Réforme des plus-values immobilières, durcissement de l’ISF et de la fiscalité de l’assurance-vie… Tour d’horizon d’un paysage fiscal qui devrait changer à la rentrée, avec Guillaume Sereaud, responsable du bureau d'études patrimoniales chez FIP Patrimoine.

Guillaume Sereau, responsable du bureau d'études patrimoniales chez FIP PatrimoineGuillaume Sereau, responsable du bureau d'études patrimoniales chez FIP Patrimoine (©dr)

Le gouvernement, qui entend bien boucler son budget pour l’année à venir, a annoncé une batterie de mesures fiscales dont certaines devraient voir le jour dès la rentrée.

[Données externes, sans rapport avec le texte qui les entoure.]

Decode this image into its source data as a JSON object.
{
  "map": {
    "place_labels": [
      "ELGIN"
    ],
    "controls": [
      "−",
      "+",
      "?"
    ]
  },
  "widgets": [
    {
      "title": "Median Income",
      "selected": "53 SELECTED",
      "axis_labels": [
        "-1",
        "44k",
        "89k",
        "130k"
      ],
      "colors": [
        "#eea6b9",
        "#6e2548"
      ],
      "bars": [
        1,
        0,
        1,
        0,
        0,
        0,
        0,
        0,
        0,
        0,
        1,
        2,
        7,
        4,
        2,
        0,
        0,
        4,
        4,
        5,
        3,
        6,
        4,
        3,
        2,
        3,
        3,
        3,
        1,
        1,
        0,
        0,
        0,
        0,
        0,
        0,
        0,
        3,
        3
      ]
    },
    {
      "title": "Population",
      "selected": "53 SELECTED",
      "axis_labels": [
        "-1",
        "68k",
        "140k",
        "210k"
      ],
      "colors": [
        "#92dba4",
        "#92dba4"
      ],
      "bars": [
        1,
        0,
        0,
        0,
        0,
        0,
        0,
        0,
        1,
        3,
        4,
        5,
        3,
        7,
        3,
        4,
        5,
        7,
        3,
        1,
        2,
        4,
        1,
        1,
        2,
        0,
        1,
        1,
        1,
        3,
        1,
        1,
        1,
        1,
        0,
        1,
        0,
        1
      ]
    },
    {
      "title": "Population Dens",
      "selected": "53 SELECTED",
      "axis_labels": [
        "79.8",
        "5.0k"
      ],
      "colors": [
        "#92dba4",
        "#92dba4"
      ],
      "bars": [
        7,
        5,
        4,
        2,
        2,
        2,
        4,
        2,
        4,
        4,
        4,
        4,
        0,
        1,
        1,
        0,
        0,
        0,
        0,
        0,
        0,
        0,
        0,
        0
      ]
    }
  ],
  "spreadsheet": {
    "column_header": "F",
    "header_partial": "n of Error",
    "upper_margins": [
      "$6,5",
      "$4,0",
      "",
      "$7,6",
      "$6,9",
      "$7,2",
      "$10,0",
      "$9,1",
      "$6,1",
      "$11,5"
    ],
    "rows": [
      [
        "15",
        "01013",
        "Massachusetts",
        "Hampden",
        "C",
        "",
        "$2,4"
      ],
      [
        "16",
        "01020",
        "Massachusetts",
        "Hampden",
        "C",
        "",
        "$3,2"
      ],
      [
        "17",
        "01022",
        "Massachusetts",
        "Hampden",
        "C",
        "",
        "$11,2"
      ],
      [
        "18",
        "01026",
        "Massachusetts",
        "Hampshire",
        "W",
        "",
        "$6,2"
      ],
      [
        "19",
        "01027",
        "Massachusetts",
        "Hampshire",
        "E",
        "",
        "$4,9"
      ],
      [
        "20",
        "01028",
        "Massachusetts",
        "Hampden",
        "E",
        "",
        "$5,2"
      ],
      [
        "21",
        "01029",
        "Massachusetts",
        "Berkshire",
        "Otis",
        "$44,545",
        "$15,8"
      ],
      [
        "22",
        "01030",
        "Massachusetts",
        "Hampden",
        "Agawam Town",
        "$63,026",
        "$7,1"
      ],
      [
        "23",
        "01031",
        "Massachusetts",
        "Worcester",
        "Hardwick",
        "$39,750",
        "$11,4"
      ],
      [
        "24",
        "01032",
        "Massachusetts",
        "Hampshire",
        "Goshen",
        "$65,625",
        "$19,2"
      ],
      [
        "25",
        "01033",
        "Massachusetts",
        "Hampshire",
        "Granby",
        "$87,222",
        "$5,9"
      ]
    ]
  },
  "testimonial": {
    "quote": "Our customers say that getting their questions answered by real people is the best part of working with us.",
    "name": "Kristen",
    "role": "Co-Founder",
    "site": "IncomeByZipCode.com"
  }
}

Lesquelles risquent le plus d'affecter le patrimoine ?

Guillaume Sereaud : Un durcissement est attendu dans le domaine des transmissions à titre gratuit, des donations et successions. Il est annoncé une baisse de l’abattement en ligne directe, qui devrait passer de 159 325 euros actuellement à 100 000 euros. Le délai de rappel fiscal sera également porté de dix à quinze ans après avoir déjà été rallongé il y a moins d'un an de six à dix ans, ce qui peut s’apparenter à une « double sanction » pour les contribuables. Les dons d'argent en numéraire bénéficiant d'un abattement de 31 865 euros devraient être supprimés. Pour rappel, le donateur doit avoir moins de 80 ans, et le bénéficiaire de la donation, âgé d'au moins 18 ans, doit être un enfant, un petit-enfant, un arrière-petit-enfant ou, à défaut de descendance, un neveu ou une nièce. Sur le front de l’assurance-vie, les contrats de moins de 8 ans seront imposés au barème progressif, sans option possible - comme tel est le cas aujourd’hui - pour le prélèvement forfaitaire libératoire. Les donations et l’assurance-vie seront sans doute les plus impactés par la loi de finances à venir. L’ISF va quant à lui revenir à son ancien barème, tout en gardant le seuil de 1,3 million d’euros. Et enfin, l’imposition des plus-values immobilières change elle aussi, mais dans un sens cette fois-ci favorable pour les particuliers.

C’est-à-dire ?

Guillaume Sereaud : L’imposition des plus-values immobilières repasse à un système d’abattements analogue à celui d’avant 2004. C’est-à-dire un abattement de 5 % par an au-delà de la deuxième année de détention du bien. Ce qui aboutit en pratique à une exonération totale de la cession à la 22ème année, contre 30 ans à l’heure actuelle. Seul hic, toutefois, le régime pourrait être imposé sur le barème progressif de l’impôt sur le revenu et non plus à un taux forfaitaire, susceptible d'aboutir à de lourdes ...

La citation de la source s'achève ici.